Das schrieb ich, wie gesagt, ziemlich genau vor einem Jahr. Im September 2006 hatte das Warten ein Ende. Papst Benedikt, der gute „Papa Benedetto“, ließ die Maske fallen. Sein wahres Ziel: Nach der Begeisterung seiner Schäflein will er diese in den künstlich entfachten Kampf der Kulturen führen. Daß der ehemalige Chef der Inquisition ausgerechnet ein mittelalterliches Zitat bemühte, um diesen Konflikt anzuheizen, ist natürlich kein Zufall. Denn genau da soll es ja hingehen: in das Mittelalter. Bei einer Rede in Regensburg zitierte er den byzantinischen Kaiser Manuel II. : „Zeig mir doch, was Mohammed Neues gebracht hat. Und da wirst Du nur Schlechtes und Inhumanes finden.“

Die weltweiten Reaktionen auf diese nackte Provokation sorgten selbst „innerhalb des Heiligen Stuhls für große Besorgnis“, gab laut Süddeutsche Zeitung „ein amerikanischer Vatikankenner zu verstehen.“ Ein päpstlicher Irrtum, ein Lapsus? Nicht doch. Kaum jemand wägt seine Worte so sorgfältig wie der Papst, noch sorgfältiger als beispielsweise der einstige Chef der amerikanischen Notenbank, Alan Greenspan.

In Rom kann denn auch „kaum jemand glauben, dass der gelehrte Papst aus Deutschland nicht mit eben diesen Reaktionen gerechnet hat. ‚Da muss man sich ernsthaft fragen, welche Berater er hat und warum sie ihm nicht von der Rede abgeraten haben'“, zitiert die SZ den erwähnten US-Journalisten. Tja, welche Berater mögen das gewesen sein? Das Zitat dient eindeutig dazu, die dem Papst anvertraute Christenheit in den von Samuel Huntington ausgerufenen „Kampf der Kulturen“ zu führen. Hat dieser Papst das Vertrauen seiner Schäflein daher verdient? Wohl kaum. Er hat sie alle und mit ihnen die ganze Welt in tödliche Gefahr gebracht. Nicht, weil nun mohammedanische Armeen gen Westen marschieren, sondern weil nun die sinistren Mechanismen des inzenierten „Kampfes der Kulturen“ ablaufen können.
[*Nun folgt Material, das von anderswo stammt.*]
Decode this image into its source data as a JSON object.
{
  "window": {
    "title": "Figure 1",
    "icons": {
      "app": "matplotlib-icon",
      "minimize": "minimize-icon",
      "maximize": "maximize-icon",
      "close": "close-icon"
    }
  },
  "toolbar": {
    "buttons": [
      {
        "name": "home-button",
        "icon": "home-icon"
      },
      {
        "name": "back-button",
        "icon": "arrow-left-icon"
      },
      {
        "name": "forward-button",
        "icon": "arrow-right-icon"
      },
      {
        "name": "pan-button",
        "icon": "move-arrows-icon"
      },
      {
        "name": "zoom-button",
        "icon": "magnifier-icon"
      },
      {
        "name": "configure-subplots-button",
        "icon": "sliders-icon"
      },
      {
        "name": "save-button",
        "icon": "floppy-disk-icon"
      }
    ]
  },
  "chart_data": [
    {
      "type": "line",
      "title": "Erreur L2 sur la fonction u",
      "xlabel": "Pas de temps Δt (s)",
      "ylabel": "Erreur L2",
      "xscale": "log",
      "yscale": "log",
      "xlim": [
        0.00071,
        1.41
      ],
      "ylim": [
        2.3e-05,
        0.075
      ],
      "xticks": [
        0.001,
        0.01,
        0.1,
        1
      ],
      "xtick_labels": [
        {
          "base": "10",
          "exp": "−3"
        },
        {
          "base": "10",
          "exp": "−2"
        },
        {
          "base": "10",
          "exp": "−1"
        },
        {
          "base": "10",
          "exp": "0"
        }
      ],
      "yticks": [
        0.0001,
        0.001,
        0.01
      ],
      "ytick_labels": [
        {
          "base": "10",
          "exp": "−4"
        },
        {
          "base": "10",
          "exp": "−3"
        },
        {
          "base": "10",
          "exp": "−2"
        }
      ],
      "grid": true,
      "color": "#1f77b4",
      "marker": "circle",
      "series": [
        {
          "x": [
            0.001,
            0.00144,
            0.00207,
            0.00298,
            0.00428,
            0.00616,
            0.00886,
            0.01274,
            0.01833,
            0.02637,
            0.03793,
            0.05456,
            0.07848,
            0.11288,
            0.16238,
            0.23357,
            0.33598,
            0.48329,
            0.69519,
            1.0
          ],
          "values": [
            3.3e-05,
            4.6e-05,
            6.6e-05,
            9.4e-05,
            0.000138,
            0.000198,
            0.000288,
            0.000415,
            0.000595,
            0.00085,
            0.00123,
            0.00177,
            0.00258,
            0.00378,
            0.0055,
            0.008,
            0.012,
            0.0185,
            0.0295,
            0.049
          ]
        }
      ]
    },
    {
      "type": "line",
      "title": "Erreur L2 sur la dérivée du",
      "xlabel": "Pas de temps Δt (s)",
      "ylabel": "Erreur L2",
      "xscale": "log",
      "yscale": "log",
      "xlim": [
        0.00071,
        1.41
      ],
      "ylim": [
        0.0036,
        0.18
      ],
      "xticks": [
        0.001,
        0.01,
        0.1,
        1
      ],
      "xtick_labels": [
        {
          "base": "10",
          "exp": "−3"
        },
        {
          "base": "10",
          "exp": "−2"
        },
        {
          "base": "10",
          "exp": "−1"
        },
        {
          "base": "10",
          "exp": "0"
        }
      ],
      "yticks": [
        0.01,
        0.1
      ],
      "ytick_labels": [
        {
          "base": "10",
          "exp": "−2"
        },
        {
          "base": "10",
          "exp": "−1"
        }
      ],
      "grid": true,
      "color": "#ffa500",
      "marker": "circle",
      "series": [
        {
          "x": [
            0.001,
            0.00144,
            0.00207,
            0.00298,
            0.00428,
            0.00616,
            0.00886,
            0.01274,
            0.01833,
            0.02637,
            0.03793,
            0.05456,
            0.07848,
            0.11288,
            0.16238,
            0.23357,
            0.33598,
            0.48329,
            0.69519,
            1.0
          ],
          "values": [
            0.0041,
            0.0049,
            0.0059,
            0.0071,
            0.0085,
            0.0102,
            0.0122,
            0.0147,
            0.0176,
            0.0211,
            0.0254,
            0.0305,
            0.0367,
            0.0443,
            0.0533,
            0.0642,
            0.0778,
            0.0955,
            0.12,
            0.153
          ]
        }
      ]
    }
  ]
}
Prompt griffen denn auch alle Rädchen ineinander. „Wir sagen dem Diener des Kreuzes: Warte auf die Niederlage“, unkten umgehend die einschlägig bekannten „islamistischen Internetseiten“ (SZ). Und natürlich ließ sich auch das Phantom-Netzwerk „Al-Qaida“ nicht lumpen: „Wir setzen unseren heiligen Krieg fort. Wir werden das Kreuz zertrümmern. Wir sagen den Ungläubigen und Tyrannen: wartet, was euch heimsuchen wird“ , habe es in einer Interneterklärung der „Terrororganisation“ geheißen, die von Kennern gern als Al-CIAda bezeichnet wird. Gleichzeitig kam es in der islamischen Welt zu Protesten, bei denen Papst-Puppen abgefackelt wurden. In Somalia wurde gar eine Nonne ermordet. Der Papst übte sich in kulturkämpferischer Rhetorik, indem er den Mord als „barbarisch“ geißelte. Barbaren, soweit haben wir ja inzwischen verstanden, sind zum Abschuß freigegeben.

Und während sich der Papst für seine sicherlich sorgfältig geplante Äußerung über Mohammed und den Islam entschuldigte, können sich die Hintermänner des „Kampfes der Kulturen“ die Hände reiben. Die Saat ist ausgesät, das Drehbuch ist geschrieben. Der Papst hat sich zum Spielball des angestrebten globalen Konfliktes mit dem Islam gemacht. In ihm ruht nun ein äußerst verführerischer casus belli. Nach all den islamischen Protesten und Drohungen aus dem Dunkel wäre ein „islamistischer“ Mordanschlag auf das Kirchenoberhaupt schließlich nur zu plausibel. Womit der ideale Einstieg in einen globalen Krieg zwischen Islam und Christentum geschaffen wäre. Gut, daß schon mal eine deutsche Armee auf dem Weg in den Nahen Osten ist.